A visitor came to see the American captives in March of 1963. It was James B. Donovan, the New York lawyer who had recently arranged the exchange of U-2 pilot Francis Gary Powers for a Soviet spy and bartered the release of the Cuban exiles captured during the Bay of Pigs operation. Donovan told Dave, Andy, and Wally that they would be coming out in another prisoner exchange. It was true.

One of five sheets of a calendar that Andy created during his captivity. On it, he recorded significant events (in his own code) and kept it hidden during prison contraband searches. He brought the calendar out with him when he was released.

A month later, on April 21, 1963, Dave, Andy, and Wally were released along with 18 other American prisoners, to include the troubled American they had taken under their wing. Their hell had extended for 949 days. Sadly, on their flight back home, Wally was told that his mother had died while he was in captivity. The men, who should have been overjoyed for their freedom, instead sat and wept together.

Return to Duty

After reuniting with their families, they returned to work at CIA within the newly-established Directorate of Science & Technology. Despite their fortitude, the men received little fanfare because, during the intervening years, the Agency determined the Havana operation had been mismanaged; for instance, planners failed to post a lookout while the clandestine operation was underway, and the officers did not receive the usual pre-travel contingency training in the event that things went sideways.

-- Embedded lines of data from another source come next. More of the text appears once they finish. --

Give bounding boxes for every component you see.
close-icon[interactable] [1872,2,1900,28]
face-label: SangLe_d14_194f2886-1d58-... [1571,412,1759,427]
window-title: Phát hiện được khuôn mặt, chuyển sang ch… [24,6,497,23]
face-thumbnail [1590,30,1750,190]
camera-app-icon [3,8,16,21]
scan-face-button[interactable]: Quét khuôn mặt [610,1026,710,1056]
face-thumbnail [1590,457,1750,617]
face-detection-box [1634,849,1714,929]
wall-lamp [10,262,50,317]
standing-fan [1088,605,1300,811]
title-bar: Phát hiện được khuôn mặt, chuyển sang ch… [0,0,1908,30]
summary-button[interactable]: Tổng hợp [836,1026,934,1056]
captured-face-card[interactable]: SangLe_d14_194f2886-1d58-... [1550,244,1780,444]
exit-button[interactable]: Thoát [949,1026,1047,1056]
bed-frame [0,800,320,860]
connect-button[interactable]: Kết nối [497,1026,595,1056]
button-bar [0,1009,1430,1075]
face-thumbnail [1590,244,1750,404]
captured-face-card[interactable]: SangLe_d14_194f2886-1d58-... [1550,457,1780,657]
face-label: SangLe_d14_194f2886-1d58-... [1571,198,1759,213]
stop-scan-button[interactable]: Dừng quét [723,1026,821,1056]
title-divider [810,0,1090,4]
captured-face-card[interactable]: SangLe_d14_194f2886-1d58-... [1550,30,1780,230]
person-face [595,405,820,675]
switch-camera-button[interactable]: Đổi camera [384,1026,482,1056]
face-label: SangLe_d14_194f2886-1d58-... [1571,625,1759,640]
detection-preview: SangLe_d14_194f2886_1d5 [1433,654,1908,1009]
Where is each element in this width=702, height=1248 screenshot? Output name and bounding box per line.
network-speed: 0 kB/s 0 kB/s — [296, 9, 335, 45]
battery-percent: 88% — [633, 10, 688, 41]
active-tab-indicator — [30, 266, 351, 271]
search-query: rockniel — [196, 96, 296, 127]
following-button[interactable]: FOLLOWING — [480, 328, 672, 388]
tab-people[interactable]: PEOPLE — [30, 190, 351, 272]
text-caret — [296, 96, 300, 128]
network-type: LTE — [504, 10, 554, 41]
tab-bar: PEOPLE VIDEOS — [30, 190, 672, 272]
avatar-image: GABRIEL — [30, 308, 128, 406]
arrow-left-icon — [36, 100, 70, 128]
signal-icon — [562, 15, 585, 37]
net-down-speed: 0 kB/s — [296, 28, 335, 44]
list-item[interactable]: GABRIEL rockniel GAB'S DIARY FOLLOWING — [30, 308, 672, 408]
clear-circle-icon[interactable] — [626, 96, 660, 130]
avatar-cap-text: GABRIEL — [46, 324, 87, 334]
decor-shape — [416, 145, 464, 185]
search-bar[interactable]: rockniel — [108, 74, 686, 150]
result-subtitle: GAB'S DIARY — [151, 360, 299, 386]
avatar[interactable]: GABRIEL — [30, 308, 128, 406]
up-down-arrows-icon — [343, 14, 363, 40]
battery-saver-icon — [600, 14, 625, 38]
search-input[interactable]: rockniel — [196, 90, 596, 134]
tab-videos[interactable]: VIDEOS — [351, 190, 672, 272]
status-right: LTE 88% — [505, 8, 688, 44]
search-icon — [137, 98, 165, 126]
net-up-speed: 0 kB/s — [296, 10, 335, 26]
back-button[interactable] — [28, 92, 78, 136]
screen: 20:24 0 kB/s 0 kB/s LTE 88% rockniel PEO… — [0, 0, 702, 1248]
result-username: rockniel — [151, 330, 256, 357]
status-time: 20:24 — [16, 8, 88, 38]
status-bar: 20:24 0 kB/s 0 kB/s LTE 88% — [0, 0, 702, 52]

Their exceptional conduct while in enemy hands finally came to the attention of then Director of Central Intelligence Stansfield Turner. In April 1979, Turner recognized each officer "for a voluntary act or acts of exceptional heroism involving the acceptance of existing dangers with conspicuous fortitude and exemplary courage." With that, Dave, Andy, and Wally each received the Distinguished Intelligence Cross—the Agency's highest honor for valor—but not before they had experienced more operational adventures and successes at CIA.